Chicken Tortilla Soup
*Adapted from Baked by Rachel (see the link for the slow cooker instructions)

3 chicken breasts, cooked with homemade taco seasoning, salt and pepper, and shredded**
1 tbsp butter
1 tbsp olive oil
15oz can sweet corn, drained
15oz can diced tomatoes, drained
5 cups chicken stock
3/4 cup yellow onion, finely diced (about half a medium onion)
1 medium green bell pepper, diced
1 serrano pepper, ribs and seeds removed and minced
2 cloves garlic, minced
1/2 heaping teaspoon chili powder
Kosher salt and pepper
Tiny pinch of sugar
Monterey Jack cheese, shredded
Seasoned tortilla strips
Sour cream
Cilantro 
Green onions, chopped

Melt butter and olive oil in a 5-quart Dutch oven on medium heat. Add diced onions and cook for 5-7 minutes, until softened. Add diced bell pepper and cook for another 3-5 minutes, stirring frequently. Season lightly with salt and pepper. 

Add minced garlic and serrano pepper and cook for 1 minute. Pour in 5 cups of chicken broth. Add cooked shredded chicken, corn, and diced tomatoes. Season again with salt and pepper, then add chili powder and a pinch of sugar. Bring to a boil and continue boiling for 20 minutes at medium-high heat, stirring frequently. Reduce heat and simmer for another 15-20 minutes or until ready to serve. Taste for seasoning and add more salt and pepper, if necessary.

Serve with a dollop of sour cream mixed in, then top with cheese, tortilla strips, cilantro, and chopped green onions.

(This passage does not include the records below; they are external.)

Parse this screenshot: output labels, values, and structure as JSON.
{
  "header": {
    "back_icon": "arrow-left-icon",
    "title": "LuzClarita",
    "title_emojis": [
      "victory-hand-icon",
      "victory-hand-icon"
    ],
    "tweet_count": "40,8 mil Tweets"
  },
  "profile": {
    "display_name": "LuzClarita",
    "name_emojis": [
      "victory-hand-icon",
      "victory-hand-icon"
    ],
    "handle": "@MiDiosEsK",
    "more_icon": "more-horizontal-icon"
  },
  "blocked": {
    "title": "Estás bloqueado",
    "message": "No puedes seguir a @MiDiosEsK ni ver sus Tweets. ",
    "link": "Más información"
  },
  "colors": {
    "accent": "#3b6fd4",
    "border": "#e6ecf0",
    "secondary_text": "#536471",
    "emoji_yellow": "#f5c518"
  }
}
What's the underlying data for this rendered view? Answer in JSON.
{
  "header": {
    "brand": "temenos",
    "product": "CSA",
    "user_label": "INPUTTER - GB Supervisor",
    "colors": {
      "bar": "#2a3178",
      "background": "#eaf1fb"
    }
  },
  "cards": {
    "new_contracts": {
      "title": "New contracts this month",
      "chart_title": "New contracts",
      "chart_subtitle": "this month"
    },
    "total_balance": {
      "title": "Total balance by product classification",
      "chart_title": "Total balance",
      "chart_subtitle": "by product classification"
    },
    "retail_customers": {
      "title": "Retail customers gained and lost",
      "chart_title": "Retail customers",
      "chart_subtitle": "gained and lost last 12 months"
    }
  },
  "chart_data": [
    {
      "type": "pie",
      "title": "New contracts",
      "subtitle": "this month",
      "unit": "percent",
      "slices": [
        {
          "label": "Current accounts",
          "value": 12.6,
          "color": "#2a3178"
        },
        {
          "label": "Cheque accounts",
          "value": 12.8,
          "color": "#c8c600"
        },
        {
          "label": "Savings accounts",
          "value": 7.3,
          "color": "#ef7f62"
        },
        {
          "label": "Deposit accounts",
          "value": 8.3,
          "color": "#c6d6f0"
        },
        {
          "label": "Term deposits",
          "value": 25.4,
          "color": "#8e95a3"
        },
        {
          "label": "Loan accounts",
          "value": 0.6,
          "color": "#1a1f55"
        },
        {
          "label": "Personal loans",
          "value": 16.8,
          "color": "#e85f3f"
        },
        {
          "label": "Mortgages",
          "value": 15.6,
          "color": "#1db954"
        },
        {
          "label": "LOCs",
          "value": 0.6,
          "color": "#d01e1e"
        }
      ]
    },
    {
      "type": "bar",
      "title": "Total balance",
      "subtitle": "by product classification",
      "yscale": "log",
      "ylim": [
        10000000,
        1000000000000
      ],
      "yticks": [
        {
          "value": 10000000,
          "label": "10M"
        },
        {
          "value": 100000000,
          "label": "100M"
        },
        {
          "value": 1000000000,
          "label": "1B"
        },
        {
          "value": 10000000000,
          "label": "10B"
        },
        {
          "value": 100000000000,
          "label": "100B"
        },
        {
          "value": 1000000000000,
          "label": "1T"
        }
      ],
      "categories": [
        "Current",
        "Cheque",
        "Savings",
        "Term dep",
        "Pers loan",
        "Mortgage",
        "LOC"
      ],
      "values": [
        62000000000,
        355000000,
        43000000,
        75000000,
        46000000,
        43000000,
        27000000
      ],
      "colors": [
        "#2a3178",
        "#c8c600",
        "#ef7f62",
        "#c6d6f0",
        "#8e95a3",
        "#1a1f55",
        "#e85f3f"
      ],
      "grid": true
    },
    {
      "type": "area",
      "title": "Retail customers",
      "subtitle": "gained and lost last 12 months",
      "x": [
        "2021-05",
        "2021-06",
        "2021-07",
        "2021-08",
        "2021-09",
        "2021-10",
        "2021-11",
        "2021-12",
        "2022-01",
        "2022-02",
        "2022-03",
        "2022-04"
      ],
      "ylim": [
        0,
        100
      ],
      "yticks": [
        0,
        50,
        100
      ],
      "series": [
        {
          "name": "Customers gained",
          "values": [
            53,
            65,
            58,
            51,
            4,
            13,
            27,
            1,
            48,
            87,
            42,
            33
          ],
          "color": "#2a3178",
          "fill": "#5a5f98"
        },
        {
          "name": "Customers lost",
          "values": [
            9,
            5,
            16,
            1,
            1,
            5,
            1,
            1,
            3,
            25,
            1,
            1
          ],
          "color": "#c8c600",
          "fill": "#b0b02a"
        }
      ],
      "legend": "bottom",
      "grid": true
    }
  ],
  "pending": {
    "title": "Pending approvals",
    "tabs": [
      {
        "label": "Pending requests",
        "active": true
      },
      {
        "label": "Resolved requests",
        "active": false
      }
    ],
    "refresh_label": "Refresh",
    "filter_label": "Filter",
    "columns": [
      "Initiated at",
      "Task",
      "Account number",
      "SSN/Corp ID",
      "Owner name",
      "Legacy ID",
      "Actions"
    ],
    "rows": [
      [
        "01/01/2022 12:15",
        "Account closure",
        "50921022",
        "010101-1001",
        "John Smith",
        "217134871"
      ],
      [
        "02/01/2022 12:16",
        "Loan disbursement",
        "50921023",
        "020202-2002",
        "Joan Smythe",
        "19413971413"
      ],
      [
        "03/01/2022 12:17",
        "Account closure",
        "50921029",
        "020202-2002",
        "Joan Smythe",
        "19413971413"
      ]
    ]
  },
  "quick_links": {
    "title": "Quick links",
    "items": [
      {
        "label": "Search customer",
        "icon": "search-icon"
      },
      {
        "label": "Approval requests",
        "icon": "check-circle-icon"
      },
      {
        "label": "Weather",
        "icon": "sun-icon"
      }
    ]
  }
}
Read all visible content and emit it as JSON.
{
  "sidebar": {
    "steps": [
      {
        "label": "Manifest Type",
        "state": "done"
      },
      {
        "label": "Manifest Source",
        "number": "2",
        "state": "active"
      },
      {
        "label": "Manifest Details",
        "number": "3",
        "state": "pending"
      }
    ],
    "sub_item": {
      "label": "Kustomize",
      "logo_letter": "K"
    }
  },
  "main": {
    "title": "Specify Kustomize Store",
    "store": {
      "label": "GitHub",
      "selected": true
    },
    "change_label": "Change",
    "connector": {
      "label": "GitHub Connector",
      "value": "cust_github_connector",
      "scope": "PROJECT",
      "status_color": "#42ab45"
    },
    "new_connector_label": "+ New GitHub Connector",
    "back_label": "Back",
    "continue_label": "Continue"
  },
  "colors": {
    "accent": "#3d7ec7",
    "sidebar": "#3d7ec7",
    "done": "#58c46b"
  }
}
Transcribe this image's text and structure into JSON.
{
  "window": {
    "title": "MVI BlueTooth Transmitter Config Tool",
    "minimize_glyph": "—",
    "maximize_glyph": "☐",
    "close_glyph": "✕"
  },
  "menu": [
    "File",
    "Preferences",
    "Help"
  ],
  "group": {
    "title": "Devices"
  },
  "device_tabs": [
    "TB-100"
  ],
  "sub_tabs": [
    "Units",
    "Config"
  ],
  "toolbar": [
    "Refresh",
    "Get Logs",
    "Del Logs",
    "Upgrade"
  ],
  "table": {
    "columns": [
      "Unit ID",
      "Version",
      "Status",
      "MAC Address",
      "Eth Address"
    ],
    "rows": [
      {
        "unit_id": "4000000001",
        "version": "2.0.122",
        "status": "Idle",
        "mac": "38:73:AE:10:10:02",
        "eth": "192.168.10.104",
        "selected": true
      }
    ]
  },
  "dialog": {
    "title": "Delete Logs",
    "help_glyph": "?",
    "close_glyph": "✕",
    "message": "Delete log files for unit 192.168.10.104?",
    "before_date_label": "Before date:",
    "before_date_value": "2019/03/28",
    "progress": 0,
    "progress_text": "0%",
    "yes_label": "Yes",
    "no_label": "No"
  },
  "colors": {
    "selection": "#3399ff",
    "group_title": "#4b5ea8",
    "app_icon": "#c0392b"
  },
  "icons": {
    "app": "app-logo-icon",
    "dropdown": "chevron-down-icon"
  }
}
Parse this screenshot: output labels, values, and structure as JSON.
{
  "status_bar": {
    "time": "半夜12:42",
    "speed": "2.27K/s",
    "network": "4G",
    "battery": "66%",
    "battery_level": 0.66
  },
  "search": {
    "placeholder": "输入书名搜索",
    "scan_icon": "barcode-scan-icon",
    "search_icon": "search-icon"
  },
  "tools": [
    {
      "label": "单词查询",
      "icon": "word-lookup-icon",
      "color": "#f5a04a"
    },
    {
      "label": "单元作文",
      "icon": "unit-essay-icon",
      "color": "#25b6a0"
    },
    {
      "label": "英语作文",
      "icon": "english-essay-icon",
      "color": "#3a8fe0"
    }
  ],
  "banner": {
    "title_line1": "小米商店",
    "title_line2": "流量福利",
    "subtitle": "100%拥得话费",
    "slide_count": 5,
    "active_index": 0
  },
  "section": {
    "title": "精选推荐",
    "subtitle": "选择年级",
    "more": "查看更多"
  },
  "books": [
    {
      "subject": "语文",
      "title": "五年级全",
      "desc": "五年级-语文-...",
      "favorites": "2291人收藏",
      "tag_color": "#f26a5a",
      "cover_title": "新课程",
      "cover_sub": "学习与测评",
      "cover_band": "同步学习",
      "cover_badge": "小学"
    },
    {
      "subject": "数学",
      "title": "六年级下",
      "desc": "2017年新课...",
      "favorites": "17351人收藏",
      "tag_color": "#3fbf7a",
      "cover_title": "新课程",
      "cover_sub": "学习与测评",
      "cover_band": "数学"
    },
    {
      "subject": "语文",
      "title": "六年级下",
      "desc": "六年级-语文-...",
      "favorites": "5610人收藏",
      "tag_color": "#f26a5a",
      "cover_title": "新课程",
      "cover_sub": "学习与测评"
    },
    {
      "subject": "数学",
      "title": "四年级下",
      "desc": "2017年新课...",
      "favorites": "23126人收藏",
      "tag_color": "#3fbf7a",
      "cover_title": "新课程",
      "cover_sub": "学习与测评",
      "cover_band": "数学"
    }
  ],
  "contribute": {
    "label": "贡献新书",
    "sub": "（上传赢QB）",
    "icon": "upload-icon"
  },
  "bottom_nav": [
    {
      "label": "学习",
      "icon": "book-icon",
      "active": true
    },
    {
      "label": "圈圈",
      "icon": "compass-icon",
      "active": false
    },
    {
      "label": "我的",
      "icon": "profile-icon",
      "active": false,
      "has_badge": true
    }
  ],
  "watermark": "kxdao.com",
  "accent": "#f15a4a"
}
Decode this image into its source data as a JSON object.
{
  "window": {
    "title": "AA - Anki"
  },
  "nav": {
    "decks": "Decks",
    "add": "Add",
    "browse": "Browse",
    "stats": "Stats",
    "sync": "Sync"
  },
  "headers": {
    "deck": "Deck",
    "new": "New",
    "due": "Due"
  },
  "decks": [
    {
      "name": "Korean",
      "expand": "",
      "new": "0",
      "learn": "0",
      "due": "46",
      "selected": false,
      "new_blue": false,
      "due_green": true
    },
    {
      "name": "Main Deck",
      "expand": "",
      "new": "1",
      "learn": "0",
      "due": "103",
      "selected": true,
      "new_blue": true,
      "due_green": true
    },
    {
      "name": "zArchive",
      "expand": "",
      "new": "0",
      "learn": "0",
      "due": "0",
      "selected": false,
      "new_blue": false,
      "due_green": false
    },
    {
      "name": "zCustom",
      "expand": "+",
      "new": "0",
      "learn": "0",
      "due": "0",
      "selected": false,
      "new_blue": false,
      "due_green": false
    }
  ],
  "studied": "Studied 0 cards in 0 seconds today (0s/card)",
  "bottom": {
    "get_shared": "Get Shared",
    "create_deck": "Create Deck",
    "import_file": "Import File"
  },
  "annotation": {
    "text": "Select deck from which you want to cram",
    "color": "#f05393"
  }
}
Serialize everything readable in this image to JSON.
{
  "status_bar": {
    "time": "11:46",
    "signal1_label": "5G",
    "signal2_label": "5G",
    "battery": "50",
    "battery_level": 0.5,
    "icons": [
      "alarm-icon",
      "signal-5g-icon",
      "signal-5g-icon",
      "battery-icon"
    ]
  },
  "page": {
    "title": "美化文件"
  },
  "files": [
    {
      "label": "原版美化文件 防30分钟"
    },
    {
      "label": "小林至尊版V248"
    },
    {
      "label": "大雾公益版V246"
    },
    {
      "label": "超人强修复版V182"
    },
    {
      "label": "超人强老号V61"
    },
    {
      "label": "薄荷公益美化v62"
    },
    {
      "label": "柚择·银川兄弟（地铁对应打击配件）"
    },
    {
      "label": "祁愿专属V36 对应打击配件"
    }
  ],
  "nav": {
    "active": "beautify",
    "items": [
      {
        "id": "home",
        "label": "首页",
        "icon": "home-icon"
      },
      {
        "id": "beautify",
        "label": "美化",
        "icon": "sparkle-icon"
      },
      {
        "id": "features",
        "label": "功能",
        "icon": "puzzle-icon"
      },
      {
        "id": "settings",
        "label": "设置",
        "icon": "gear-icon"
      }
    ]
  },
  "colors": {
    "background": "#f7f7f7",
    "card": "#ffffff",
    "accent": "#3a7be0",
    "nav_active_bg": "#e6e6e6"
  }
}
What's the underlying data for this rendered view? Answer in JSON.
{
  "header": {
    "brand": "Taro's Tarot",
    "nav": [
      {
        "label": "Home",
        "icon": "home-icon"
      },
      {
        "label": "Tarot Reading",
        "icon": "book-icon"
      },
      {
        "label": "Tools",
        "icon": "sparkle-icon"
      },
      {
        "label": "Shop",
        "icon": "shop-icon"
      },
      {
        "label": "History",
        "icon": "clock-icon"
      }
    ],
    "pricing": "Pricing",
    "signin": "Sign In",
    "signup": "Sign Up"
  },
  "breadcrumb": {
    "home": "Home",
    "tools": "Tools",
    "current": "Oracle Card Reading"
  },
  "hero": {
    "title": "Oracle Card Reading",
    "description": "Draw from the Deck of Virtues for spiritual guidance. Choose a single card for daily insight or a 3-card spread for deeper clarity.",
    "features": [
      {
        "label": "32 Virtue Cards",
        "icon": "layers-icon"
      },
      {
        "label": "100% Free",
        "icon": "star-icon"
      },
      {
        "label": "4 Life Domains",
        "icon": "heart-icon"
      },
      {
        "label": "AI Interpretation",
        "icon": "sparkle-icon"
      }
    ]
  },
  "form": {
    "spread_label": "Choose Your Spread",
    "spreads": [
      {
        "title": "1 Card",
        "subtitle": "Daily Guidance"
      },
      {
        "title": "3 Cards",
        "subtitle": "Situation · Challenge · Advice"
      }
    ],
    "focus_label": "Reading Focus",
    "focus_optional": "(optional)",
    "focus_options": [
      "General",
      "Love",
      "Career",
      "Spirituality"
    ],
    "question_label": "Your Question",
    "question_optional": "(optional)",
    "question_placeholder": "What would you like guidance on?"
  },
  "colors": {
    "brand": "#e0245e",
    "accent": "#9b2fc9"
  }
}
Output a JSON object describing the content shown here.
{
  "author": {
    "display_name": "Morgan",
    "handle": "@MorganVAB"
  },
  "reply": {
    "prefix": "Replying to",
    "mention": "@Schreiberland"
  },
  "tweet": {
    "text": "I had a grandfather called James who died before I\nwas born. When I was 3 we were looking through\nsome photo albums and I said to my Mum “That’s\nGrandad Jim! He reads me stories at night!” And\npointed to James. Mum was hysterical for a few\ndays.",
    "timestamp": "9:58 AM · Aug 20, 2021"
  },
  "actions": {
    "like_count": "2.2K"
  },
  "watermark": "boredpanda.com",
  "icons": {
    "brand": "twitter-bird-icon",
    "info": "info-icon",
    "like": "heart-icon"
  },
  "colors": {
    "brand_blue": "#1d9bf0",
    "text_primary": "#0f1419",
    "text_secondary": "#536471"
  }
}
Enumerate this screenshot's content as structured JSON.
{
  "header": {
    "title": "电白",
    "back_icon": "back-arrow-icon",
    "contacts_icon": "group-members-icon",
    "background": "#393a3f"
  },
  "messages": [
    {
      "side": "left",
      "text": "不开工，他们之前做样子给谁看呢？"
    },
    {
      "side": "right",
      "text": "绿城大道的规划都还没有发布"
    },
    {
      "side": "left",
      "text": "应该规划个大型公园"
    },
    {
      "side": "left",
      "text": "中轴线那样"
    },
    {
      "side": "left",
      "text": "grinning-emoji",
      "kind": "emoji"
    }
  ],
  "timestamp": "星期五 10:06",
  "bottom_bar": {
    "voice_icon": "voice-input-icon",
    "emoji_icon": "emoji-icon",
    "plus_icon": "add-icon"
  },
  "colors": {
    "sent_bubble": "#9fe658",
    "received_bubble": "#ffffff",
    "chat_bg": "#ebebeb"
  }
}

Enjoy!
**How to cook the chicken: I start with frozen chicken breasts. Place each one in a foil packet and top with a small drizzle of olive oil, a sprinkle of taco seasoning and salt and pepper. Close up the packets and bake at 375º for 45-65 minutes (for frozen chicken), or until the juices run clear. Shred in a stand mixer with a paddle attachment.